John S. Connor, Inc. Handles Shipment of Dredge/Booster Barge

Wednesday, April 04, 2007
John S. Connor, Inc., a full service logistics company established in 1917, has recently completed the shipment of a dredge/booster barge for Sokimex Group, a multi-divisional global organization based in Phnom Penh, Cambodia. Sokimex will use the equipment for dredging operations in the Mekong River so that the river can accommodate more vessel traffic. Sokimex acquired the dredge/booster barge from Renda Dredging Company. The equipment weighed 1,135 tons, making it the heaviest shipment ever handled by John S. Connor in its 90 year history. It was so large and heavy that the dredge and barge had to be separated into two sections so it could be shipped.
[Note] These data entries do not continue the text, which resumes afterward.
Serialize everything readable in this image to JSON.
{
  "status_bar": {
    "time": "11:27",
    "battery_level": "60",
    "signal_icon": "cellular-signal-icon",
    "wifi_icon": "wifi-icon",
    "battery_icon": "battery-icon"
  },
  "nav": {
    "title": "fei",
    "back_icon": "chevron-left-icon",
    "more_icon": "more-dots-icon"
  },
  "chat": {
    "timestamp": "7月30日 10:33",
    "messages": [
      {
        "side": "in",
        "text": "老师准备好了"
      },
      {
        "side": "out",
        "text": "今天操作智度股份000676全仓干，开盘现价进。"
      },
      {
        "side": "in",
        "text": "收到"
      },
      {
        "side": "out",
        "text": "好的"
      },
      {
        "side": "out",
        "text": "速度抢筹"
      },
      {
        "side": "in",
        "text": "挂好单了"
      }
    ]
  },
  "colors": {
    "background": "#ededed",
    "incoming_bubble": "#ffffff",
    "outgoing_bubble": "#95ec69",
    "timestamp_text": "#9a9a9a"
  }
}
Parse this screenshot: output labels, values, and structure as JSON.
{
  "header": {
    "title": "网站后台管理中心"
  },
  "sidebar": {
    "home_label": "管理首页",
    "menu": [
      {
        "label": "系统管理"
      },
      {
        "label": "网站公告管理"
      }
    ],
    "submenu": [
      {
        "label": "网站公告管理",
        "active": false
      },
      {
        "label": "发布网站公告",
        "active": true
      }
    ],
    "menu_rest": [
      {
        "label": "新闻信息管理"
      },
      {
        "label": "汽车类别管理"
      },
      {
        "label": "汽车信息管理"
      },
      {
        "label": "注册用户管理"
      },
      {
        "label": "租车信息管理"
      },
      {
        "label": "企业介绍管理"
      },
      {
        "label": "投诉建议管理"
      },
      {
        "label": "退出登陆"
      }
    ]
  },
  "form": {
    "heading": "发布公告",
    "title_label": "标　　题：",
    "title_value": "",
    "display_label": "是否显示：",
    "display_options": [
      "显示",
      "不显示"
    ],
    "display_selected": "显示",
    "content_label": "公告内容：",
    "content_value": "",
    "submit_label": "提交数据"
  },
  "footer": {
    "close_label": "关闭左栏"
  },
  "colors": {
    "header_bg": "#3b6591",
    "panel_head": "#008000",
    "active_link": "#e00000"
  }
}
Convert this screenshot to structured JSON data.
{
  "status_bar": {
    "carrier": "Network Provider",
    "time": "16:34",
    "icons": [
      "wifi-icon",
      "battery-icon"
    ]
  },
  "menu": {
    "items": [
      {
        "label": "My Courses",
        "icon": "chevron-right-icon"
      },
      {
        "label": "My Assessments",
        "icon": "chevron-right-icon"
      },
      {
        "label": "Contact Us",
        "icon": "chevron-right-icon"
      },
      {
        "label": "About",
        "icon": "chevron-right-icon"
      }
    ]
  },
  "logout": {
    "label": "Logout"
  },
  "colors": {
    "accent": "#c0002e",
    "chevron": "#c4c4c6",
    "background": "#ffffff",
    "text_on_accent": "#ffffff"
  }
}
After the equipment was separated, the dredge alone weighed 610 metric tons and was enormously bulky; 107-ft. long, 51-ft. high, and 43-ft. wide. The booster barge as a separate lift weighed an additional 525 metric tons.

John S. Connor made all the logistics arrangements for the shipment of the equipment. In order to accomplish the loading of the dredge and barge onto the MV WIEBKE, a specialized heavy-lift ship, the shippers utilized the services of a naval architect and an engineering firm to ascertain lift points, weight, and the center of gravity of the dredge and the booster barge. The loading of the two large pieces, work boats and other equipment onto the MV WIEBKE in Port Manatee, Florida, required five days. The ship has two cranes with lifting capacity of 340 tons each, plus a third crane with a lifting capacity of 220 tons. Two of the ships heavy lift cranes were married together in order to generate enough lifting capacity to load these heavy pieces.

The dredge and barge had to be lifted onto the ship directly from the water at Port Manatee. Because of the excessive weight and size of the equipment, four lifting cradles, two for each heavy piece, had to be fabricated, each one weighing 18 tons. A diver was utilized to be sure the cradles were positioned properly to lift the equipment. "The Master and crew of the MV WIEBKE, along with their port captain, performed extremely well in completing this complicated heavy lift operation," stated William Settle, bulk manager at John S. Connor. The MV WIEBKE left port with the dredge, barge, and other additional work boats and equipment safely on board and sailed via the Suez Canal, arriving five weeks later in Ho Chi Minh City, Vietnam. From there, the equipment was discharged and towed up the Mekong River to Phnom Penh. It will take another six months to reassemble the equipment and get it in place to begin the dredging project.